En France, le succès des « mobilités émergentes »
Par Olivier Razemon
Une fracture territoriale se dessine entre urbains et ruraux sur l’évolution des mobilités et l’usage de la voiture.
Pour les trajets quotidiens en ville, une grande multitude de « mobilités émergentes » apparaissent, aussi diverses que le vélo, l’hoverboard, le gyropode, les rollers ou le skate. | FaceMePLS (CC BY 2.0)
Voilà une information qui va déplaire à Michel Onfray. Le philosophe médiatique déplorait, le 31 août, au micro d’Europe 1, une « infantilisation de la société », se moquant « des grands adultes sur des trottinettes, avec des shorts, en train d’écouter des trucs avec des écouteurs et avec des tatouages partout ». Le nombre de personnes ayant utilisé une trottinette durant les douze derniers mois a doublé par rapport à 2014, selon les cabinets de conseil ObSoCo et Chronos, qui publient, jeudi 15 septembre, la deuxième édition de leur « Observatoire des mobilités émergentes ».
L’engouement pour la trottinette demeure certes mesuré, puisque seulement 4 % des 4 000 personnes de 18 à 75 ans interrogées en ligne au mois de juin disent en avoir manié une au cours de l’année écoulée. Mais l’Observatoire souligne l’avènement, pour les trajets quotidiens, d’une grande multitude de « mobilités émergentes ». Des modes de déplacement aussi divers que le covoiturage, la location de voiture entre particuliers, le vélo ou les « objets de glisse urbaine », ces hoverboards, gyropodes, rollers ou skates qu’on croise sur les trottoirs des grandes villes, voire dans les couloirs du métro.

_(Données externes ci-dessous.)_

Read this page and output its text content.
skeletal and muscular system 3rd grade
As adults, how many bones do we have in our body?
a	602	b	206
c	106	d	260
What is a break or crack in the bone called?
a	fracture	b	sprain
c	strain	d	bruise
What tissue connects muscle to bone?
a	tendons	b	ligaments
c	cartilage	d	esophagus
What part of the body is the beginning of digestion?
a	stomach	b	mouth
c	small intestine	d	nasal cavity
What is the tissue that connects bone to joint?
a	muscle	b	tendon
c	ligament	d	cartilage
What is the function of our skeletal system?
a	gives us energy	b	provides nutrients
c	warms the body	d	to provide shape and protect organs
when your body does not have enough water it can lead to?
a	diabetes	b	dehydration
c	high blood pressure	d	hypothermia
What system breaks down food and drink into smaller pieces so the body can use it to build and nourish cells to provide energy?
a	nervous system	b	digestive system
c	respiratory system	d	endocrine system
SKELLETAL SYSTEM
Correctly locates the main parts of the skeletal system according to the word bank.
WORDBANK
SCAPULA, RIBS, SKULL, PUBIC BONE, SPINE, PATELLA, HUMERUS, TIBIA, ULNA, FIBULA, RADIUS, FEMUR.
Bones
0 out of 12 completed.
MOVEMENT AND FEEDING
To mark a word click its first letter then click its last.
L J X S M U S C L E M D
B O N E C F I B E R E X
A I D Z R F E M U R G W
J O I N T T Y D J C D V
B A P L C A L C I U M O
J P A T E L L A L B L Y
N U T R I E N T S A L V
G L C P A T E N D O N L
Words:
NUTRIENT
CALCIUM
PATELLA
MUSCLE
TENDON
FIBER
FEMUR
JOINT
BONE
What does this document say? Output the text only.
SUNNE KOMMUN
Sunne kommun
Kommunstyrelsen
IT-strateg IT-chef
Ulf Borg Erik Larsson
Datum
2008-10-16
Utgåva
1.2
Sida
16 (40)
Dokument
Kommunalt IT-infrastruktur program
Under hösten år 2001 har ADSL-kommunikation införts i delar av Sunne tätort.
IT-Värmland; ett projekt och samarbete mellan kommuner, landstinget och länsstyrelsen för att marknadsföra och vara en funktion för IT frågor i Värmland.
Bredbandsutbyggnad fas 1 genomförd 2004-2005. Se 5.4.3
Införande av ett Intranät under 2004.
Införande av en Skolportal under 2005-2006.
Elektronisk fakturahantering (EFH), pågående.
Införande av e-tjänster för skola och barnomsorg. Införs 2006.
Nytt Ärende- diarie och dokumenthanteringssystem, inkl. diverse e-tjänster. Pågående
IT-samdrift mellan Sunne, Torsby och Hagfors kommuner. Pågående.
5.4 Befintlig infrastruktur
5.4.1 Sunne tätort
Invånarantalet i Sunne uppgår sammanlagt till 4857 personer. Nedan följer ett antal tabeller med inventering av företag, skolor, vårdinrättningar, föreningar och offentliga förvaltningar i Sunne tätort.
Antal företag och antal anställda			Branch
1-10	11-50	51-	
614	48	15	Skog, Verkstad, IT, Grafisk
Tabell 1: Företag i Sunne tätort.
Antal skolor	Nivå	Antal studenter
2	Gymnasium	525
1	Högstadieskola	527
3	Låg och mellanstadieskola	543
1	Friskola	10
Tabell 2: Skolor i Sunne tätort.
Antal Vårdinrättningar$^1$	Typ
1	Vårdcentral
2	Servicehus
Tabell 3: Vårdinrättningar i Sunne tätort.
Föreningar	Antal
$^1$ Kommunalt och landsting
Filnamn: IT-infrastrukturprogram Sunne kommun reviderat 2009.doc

Ces moyens de transport ont fait leur apparition ces dernières années à la faveur d’une évolution technologique, d’une loi de libéralisation ou d’un phénomène de société tirant parti de « l’économie du partage ». La plupart de ces usages sont encouragés par les pouvoirs publics, qui y voient des alternatives vertueuses au véhicule motorisé individuel, polluant et encombrant.

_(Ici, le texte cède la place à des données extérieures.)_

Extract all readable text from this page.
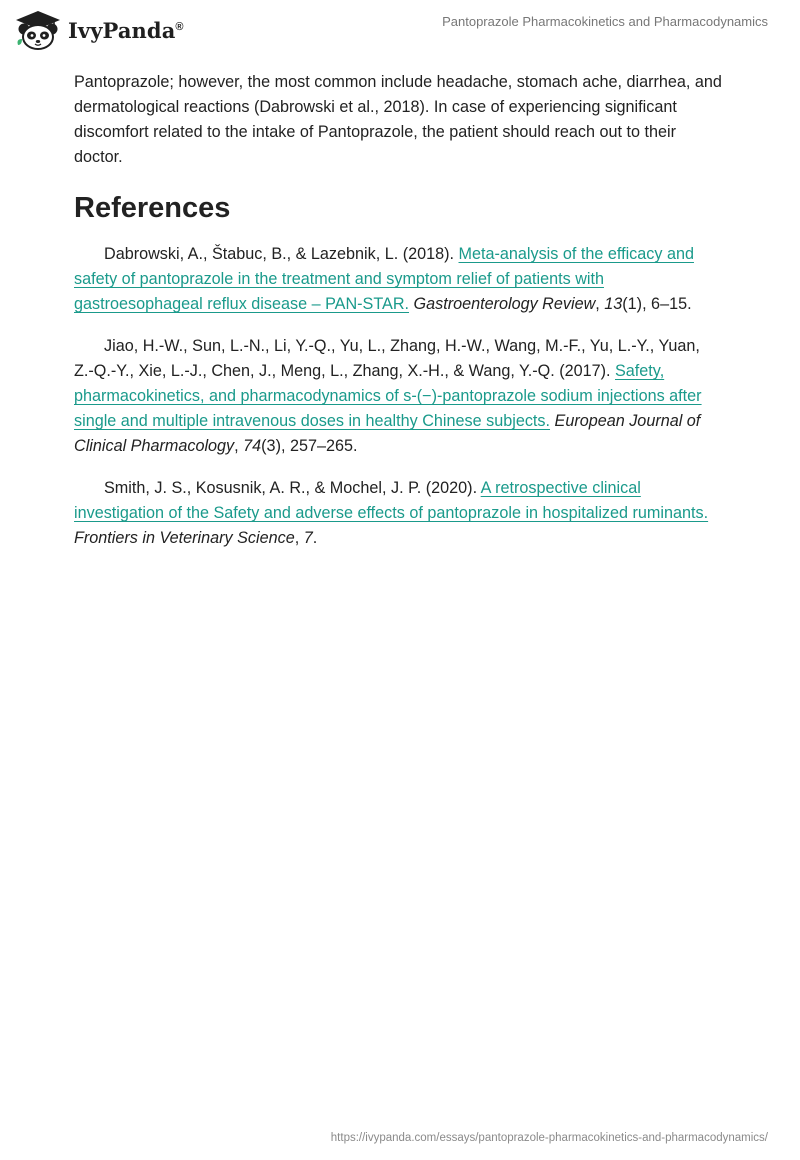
IvyPanda®	Pantoprazole Pharmacokinetics and Pharmacodynamics

Pantoprazole; however, the most common include headache, stomach ache, diarrhea, and dermatological reactions (Dabrowski et al., 2018). In case of experiencing significant discomfort related to the intake of Pantoprazole, the patient should reach out to their doctor.

References

Dabrowski, A., Štabuc, B., & Lazebnik, L. (2018). Meta-analysis of the efficacy and safety of pantoprazole in the treatment and symptom relief of patients with gastroesophageal reflux disease – PAN-STAR. Gastroenterology Review, 13(1), 6–15.

Jiao, H.-W., Sun, L.-N., Li, Y.-Q., Yu, L., Zhang, H.-W., Wang, M.-F., Yu, L.-Y., Yuan, Z.-Q.-Y., Xie, L.-J., Chen, J., Meng, L., Zhang, X.-H., & Wang, Y.-Q. (2017). Safety, pharmacokinetics, and pharmacodynamics of s-(−)-pantoprazole sodium injections after single and multiple intravenous doses in healthy Chinese subjects. European Journal of Clinical Pharmacology, 74(3), 257–265.

Smith, J. S., Kosusnik, A. R., & Mochel, J. P. (2020). A retrospective clinical investigation of the Safety and adverse effects of pantoprazole in hospitalized ruminants. Frontiers in Veterinary Science, 7.

https://ivypanda.com/essays/pantoprazole-pharmacokinetics-and-pharmacodynamics/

Une minorité de Français prêts à se passer de leur voiture
Depuis 2014, les enquêteurs constatent le triplement de la pratique de l’autopartage – forme de location d’un véhicule à la demande – comme du recours aux VTC – les voitures de tourisme avec chauffeur, en particulier les véhicules proposés par la plate-forme californienne Uber. Si l’autopartage ne concerne que 3 % des personnes interrogées, 10 % d’entre elles ont en revanche été véhiculées par un chauffeur privé.

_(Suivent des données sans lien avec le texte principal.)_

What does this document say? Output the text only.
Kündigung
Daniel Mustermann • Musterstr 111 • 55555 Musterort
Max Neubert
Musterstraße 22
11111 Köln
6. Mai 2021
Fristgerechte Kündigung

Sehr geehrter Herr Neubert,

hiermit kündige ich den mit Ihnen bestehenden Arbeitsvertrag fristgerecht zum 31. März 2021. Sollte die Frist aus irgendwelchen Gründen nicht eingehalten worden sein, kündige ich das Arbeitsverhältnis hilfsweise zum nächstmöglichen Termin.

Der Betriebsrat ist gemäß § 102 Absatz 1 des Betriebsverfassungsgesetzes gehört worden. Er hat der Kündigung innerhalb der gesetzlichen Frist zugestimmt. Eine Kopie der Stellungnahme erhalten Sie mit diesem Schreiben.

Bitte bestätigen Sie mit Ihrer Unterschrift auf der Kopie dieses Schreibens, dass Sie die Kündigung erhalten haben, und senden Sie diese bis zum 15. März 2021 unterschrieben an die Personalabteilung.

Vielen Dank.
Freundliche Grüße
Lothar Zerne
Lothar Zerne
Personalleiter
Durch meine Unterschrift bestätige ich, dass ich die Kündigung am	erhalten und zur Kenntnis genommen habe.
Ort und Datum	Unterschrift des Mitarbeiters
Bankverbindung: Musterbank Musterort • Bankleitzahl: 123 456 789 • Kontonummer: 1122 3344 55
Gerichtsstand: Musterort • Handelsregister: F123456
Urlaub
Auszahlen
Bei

Et 15 % des sondés ont déjà emprunté un car longue distance. Il s’agit bien sûr des médiatiques « autocars Macron », qui ont transporté plus de 5 millions de personnes depuis août 2015, mais également des voyages organisés en autocar, appréciés des seniors.
L’avènement de ces nouvelles habitudes devrait lentement amener les Français à se détacher de l’usage exclusif de la voiture individuelle : 11 % seulement se disent prêts, à l’avenir, à s’en passer totalement ; 18 % souhaitent en utiliser une de temps en temps, soit en la partageant, soit en la louant pour une longue durée, soit par l’intermédiaire des formules alternatives – taxi, covoiturage ou autopartage, selon les circonstances.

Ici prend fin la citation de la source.